Bruno Knusts Theaterpuppe "Günna" hat es neulich, während der Fußball-Europameisterschaft in Schweden, dem Neu-Dortmunder Stefan Reuter vor laufenden Fernsehkameras beigebracht, welche dortmunddeutsche Vokabel die wichtigste sei. "Vietnam" nämlich. Berufsfußballer Reuter, gebürtiger Franke, erfuhr dann staunend, der erste Satz am Bahnhof müsse im ortsüblichen Idiom lauten: "Könn’ Se mir ma’ sagen, Vietnam Stadion geht?" (Antwortet der Dortmunder: "Jau!")

Knust ist Intendant und Hauptperson des Privattheaters "Olpketal". Und dort läuft die Revue "Hurra Dortmund!", ein ultraerfolgreiches, ständig aktualisiertes Gebräu aus Fußball, liebevoller Sozi-Verarsche und bierseligem Lokalpatriotismus. Womit alle Herzensanliegen des Dortmunders versammelt sind.

Um eine Karte für die Dortmund-Revue zu ergattern, ist Vorbestellung allerdings so unerläßlich wie für den Besuch des Stadions selbst – jedenfalls, wenn man dort einem Bundesligaspiel des Ballspielvereins Borussia zuschauen möchte. Und man sollte kein Wochenende in dieser Stadt verbringen, an dem nicht ein Heimspiel des BVB stattfindet.

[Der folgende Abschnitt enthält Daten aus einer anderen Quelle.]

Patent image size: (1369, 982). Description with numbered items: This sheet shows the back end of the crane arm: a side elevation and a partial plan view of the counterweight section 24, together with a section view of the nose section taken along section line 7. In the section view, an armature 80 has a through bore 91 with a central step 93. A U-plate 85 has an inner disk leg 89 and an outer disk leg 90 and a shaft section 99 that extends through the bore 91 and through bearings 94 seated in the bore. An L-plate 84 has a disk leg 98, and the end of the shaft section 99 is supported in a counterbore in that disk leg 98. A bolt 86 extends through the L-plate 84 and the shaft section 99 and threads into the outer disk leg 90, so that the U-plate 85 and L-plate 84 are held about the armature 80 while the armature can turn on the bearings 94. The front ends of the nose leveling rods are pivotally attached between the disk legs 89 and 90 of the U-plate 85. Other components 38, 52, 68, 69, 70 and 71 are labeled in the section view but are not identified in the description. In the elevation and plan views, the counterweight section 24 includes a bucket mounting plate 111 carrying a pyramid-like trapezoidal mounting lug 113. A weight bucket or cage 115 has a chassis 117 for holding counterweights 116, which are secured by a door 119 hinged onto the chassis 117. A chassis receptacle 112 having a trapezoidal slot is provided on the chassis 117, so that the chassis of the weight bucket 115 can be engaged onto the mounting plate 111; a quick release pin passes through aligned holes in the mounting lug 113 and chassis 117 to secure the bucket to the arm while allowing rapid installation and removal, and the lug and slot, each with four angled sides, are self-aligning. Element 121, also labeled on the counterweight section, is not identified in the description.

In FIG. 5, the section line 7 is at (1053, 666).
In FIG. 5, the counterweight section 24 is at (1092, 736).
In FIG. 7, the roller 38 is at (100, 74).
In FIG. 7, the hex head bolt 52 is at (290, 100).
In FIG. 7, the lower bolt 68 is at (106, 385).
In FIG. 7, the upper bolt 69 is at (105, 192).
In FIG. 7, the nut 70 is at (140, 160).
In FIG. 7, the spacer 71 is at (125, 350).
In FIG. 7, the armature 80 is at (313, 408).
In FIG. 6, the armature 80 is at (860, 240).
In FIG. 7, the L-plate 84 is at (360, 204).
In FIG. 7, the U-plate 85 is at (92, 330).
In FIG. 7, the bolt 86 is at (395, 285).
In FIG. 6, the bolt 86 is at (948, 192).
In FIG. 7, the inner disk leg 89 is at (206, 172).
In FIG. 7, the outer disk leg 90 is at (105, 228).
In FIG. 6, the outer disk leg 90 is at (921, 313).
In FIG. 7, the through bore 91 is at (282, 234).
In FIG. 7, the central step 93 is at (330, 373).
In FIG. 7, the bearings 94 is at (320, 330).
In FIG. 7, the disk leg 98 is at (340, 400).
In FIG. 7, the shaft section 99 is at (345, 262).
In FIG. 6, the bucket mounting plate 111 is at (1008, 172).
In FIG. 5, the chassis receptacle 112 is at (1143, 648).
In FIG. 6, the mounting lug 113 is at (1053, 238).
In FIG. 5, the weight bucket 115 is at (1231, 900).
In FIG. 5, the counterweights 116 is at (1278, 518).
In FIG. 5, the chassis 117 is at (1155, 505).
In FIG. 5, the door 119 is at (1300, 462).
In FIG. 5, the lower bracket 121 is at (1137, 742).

Was sollte man sonst auch hier?

Gerade wegen dieser immer wieder gestellten Kardinalfrage ist halb Dortmund auf eine Familie aus Norwegen stolz. Jedes Jahr im August berichtet die Westfälische Rundschau von diesen norwegischen Sonderlingen, die einen Gutteil ihres Sommerurlaubs in dieser Stadt verbringen. Nein, sie haben keine Verwandten hier, aber "das besondere Flair" ziehe sie immer wieder an.

Der Dortmunder liest so etwas gerne am Frühstückstisch, wiegt dabei jedoch schmunzelnd den Kopf, weil er seine Stadt zwar über alles liebt (nur Münchner und Bremer sind angeblich zufriedener mit ihrem Wohnort), sie in kluger Bescheidenheit jedoch für Deutschlands unspektakulärste Metropole hält. Irgendwie, so ist der Bürger dieser 615 000-Einwohner-Stadt fest überzeugt, hätten selbst Gemeinden wie Braunschweig, Osnabrück oder Kaiserslautern mehr Image und "mehr Altes" vorzuzeigen. Daß Dortmunds Süden von Landschaftsschutzgebieten nur so wimmelt, 53 Prozent der Stadtfläche vom Presseamt als Wald, Feld und Park gepriesen werden – wem nützt es? Wer ins Grüne will, fährt schließlich gleich ins Allgäu. Oder ins Sauerland.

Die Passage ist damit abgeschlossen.